Instinctive Givers: Renee Haugerud and John Murphy

Instinctive Givers: Renee Haugerud and John Murphy

By Chandra Harris-McCray

With more than 40 addresses in two decades, Renee Haugerud said “my second sense kicked in.” Coming to Chattanooga to live with her husband John Murphy “just felt right.”

Those same deep-seated instincts emerged when the couple decided to contribute $1.5 million to develop the Renee Haugerud and John H. Murphy Global Finance Center in the College of Business at UT Chattanooga. They also have given $500,000 to support the UTC football program.

“Here in Chattanooga, we met the right people at the right time,” Haugerud says. “We believe in UTC and its ambitions.” Haugerud is founder and chief investment officer of Galtere International Fund, a $2 billion commodity hedge fund based in New York City.

“Many people may not realize just how good UTC and the Chattanooga community are,” says Murphy, a former Mocs football player and 1982 UTC graduate. “UTC is a great university that embodies great traditions.”

UTC appreciates Haugerud and Murphy as well. Athletics Director Rick Hart says, “Renee and John are special people who have a passion for making things and people better.”

The Renee Haugerud and John H. Murphy Finance Center will offer innovative programs with a focus on globalization, global finance, ethics, and brain chemistry. While the center will serve all business students, its faculty and staff will keep in mind the needs of UTC’s female business students.

“The chemistry and psychology of the male and female brain are different, so I think it is necessary to create a trading school that thinks and teaches outside the box so female students can be just as successful in the world of finance and business as men are,” says Haugerud, one of the few women to head her own hedge fund. “The finance center will focus on teaching trading from a right brain perspective, incorporating the best of emotional intelligence and IQ, so that all portfolio managers have the skill set to produce superior returns.”

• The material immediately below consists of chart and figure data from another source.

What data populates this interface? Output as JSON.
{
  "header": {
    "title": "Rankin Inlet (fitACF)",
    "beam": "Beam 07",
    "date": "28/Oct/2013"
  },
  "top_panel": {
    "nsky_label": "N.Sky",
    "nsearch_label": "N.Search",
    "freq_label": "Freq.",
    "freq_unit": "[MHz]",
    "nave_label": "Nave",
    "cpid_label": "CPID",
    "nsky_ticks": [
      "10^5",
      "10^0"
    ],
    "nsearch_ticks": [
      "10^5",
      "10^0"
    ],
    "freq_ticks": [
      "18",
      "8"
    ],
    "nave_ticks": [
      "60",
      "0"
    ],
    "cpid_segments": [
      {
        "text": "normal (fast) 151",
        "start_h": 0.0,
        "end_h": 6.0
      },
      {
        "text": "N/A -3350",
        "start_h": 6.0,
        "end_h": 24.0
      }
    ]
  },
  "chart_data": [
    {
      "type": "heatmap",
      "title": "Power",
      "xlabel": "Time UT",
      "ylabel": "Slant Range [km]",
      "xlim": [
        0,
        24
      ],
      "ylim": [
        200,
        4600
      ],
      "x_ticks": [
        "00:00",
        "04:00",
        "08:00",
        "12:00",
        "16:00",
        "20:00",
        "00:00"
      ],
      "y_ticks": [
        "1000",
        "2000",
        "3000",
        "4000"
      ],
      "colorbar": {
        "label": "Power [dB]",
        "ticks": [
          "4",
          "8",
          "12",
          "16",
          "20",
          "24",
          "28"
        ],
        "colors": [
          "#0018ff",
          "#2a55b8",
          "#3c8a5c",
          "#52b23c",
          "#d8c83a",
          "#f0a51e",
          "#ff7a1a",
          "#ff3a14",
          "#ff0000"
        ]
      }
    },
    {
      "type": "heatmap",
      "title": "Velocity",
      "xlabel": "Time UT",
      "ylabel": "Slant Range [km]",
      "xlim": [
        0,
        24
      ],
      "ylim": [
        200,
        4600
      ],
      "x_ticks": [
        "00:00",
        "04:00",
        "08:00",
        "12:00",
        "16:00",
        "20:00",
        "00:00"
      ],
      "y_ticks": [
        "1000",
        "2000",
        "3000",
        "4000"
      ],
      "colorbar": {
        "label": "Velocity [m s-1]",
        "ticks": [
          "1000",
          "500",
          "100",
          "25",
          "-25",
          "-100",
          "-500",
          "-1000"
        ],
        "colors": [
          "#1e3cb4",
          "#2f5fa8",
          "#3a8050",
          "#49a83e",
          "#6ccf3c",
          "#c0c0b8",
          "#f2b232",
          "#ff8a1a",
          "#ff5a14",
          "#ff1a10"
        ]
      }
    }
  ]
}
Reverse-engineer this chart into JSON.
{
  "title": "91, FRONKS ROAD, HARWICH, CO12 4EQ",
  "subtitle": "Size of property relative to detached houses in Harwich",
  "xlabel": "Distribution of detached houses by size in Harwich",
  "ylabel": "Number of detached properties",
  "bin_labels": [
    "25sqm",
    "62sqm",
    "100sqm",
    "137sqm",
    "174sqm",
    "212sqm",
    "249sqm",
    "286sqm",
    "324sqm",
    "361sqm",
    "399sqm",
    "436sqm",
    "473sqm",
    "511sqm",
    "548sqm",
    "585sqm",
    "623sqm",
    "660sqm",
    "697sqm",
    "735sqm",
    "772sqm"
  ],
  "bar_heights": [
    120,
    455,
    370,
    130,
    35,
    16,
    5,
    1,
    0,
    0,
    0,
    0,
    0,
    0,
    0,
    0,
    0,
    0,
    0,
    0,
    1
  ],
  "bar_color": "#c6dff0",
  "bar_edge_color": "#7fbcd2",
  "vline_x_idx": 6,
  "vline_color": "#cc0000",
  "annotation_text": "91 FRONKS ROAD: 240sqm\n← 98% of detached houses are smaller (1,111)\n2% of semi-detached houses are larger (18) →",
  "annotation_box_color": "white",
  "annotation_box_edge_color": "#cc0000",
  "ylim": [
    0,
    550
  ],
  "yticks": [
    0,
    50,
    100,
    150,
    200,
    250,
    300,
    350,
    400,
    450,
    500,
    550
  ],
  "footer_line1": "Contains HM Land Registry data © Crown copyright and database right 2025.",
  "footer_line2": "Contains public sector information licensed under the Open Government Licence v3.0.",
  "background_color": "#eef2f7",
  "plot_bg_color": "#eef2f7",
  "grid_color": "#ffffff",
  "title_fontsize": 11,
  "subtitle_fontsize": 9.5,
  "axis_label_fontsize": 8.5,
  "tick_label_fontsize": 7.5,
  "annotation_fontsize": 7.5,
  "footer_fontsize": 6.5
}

The global finance center also will include a live financial trading facility where students will be able to use the same tools as finance professionals.

“I always have thought outside of the box when it comes to training and education,” says Haugerud, who knew from a young age she wanted to leave her mark in the business world.

She attended several universities—one of which was on a world-traveling, seagoing vessel—before she focused on the University of Montana where she earned a degree in forestry. After creating a never-before-seen profit center in foreign and domestic sunflower seeds when she worked at Cargill, a multinational corporation based in Minnesota, Haugerud went on to international postings in the United Kingdom, Australia, and Hong Kong. Today Haugerud is at the helm of Galtere, the largest female-owned hedge fund in the world.

“Geography is destiny,” says Haugerud, who spoke at UTC’s spring 2009 commencement. “In the trading world, I always say pretend that a billion dollars is yours and take the risk and own it. Let the trade carry you away.”

It was a football scholarship that carried Murphy away from his hometown of LaGrange, Georgia, to attend UTC. He pursued a career in hospital management and subsequently spent 20 years at AXA Financial in retail distribution. Now he is chief development officer at Galtere.

The couple says they are called to give back to places that have influenced them and made a difference in their lives. “For us, UTC is that place,” Murphy says. “We consider it an honor to be able to give back.”